Are you a child? Maybe you should leave the adults to discuss things on sciforums. This might not be the best place for you.
When I was a child, we had a book of kids' jokes, a small, illustrated thing. But in addition to a weird bit of personal lore associated with the book (a dead painter who might have seen the same book, for having illustrated a punch line to a different joke therein), there was also this: Q: What goes up a chimney down, but cannot go down a chimney up? A: An umbrella. The illustration was an all too happy Santa Claus rocketing out of someone's chimney with a closed umbrella, and I think in the second panel we could see his cap sticking out from under the open umbrella that didn't make it down the chimney. • • • Yes, and a fat, happy Buddha is anti-Buddhist propaganda. In either case, the fact that an idea catches on says more about the people who believe, than anything else. I don't know the specifics about how chimneys were built in 1812, but it appears the chimney story is a nineteenth-century American tale first told by Washington Irving.

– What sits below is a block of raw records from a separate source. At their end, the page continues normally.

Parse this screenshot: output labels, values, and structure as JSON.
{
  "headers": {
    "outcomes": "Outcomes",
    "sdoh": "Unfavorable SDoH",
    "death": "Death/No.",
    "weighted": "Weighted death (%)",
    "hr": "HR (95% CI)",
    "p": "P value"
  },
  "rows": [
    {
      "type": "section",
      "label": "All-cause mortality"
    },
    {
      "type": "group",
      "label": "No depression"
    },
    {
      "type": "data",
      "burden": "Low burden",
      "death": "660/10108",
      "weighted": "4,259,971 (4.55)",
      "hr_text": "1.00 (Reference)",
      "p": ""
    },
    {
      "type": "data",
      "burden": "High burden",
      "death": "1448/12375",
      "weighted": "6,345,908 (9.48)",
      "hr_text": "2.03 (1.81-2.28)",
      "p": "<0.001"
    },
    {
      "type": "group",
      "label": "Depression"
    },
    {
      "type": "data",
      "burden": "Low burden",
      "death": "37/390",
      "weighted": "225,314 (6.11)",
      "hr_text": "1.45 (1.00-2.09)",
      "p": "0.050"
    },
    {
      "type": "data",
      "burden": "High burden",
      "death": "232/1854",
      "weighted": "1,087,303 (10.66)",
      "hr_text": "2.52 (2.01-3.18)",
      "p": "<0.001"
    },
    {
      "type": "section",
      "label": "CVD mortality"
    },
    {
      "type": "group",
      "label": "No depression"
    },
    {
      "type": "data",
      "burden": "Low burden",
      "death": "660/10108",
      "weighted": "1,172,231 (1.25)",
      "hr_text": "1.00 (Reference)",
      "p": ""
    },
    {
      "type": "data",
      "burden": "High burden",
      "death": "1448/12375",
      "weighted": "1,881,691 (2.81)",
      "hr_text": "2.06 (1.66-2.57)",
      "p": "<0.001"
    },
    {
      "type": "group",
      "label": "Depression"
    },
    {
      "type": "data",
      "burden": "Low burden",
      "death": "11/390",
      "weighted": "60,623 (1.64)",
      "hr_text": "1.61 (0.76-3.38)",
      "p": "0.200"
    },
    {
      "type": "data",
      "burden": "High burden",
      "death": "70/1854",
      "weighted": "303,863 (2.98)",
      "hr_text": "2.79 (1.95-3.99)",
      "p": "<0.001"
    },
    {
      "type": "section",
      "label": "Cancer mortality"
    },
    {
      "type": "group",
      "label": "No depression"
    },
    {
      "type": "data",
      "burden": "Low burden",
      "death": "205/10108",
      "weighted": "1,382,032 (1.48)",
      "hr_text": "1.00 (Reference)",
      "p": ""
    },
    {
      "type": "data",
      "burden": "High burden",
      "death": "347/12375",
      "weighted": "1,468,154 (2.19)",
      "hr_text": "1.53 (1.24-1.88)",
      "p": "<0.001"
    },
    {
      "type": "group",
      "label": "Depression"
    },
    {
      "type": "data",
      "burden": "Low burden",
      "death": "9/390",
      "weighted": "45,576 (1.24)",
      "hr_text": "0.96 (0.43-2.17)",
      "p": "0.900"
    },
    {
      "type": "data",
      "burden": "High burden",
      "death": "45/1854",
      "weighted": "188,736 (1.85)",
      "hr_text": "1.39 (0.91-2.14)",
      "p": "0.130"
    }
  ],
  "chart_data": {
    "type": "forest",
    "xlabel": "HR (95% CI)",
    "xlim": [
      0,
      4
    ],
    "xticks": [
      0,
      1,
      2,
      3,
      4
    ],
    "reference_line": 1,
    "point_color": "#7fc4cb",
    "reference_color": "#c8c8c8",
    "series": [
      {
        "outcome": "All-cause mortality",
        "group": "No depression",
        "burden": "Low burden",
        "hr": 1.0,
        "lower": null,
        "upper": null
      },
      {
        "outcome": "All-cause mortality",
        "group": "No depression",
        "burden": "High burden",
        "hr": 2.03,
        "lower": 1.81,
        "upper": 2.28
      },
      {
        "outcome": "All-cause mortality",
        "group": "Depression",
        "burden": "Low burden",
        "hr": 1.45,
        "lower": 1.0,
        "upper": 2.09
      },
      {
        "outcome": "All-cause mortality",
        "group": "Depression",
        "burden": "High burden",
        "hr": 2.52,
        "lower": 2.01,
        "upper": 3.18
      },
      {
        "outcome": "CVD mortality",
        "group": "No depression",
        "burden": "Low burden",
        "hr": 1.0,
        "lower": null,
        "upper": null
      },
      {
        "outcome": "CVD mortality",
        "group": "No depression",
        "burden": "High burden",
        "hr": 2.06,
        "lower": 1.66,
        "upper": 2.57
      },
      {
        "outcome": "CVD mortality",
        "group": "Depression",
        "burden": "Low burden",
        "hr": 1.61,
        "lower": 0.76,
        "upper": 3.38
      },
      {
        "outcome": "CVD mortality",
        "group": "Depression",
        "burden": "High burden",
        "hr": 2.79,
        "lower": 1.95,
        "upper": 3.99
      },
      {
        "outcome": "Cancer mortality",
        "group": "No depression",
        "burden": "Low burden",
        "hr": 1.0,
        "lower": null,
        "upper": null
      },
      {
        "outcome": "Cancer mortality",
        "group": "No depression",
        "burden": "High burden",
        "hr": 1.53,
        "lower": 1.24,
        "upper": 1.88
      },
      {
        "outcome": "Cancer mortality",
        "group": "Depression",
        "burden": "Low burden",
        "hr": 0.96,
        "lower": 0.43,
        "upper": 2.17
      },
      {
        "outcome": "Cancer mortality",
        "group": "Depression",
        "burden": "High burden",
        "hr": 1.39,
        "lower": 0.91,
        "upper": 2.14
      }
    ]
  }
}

Given that some smoke conduits are too narrow (stoves) or are flues serving the gases of other appliances, Santa and his sleigh/reindeer shrink down to subatomic particle size in terms of travel and entering a residence. Deposited gift packages are timed to enlarge to normal size after a couple minutes. In addition, this shrinkage allows actions clocked micro-incrementally along the spectrum from attoseconds to zeptoseconds to yoctoseconds, so that Santa can globally visit the millions of applicable abodes in one night.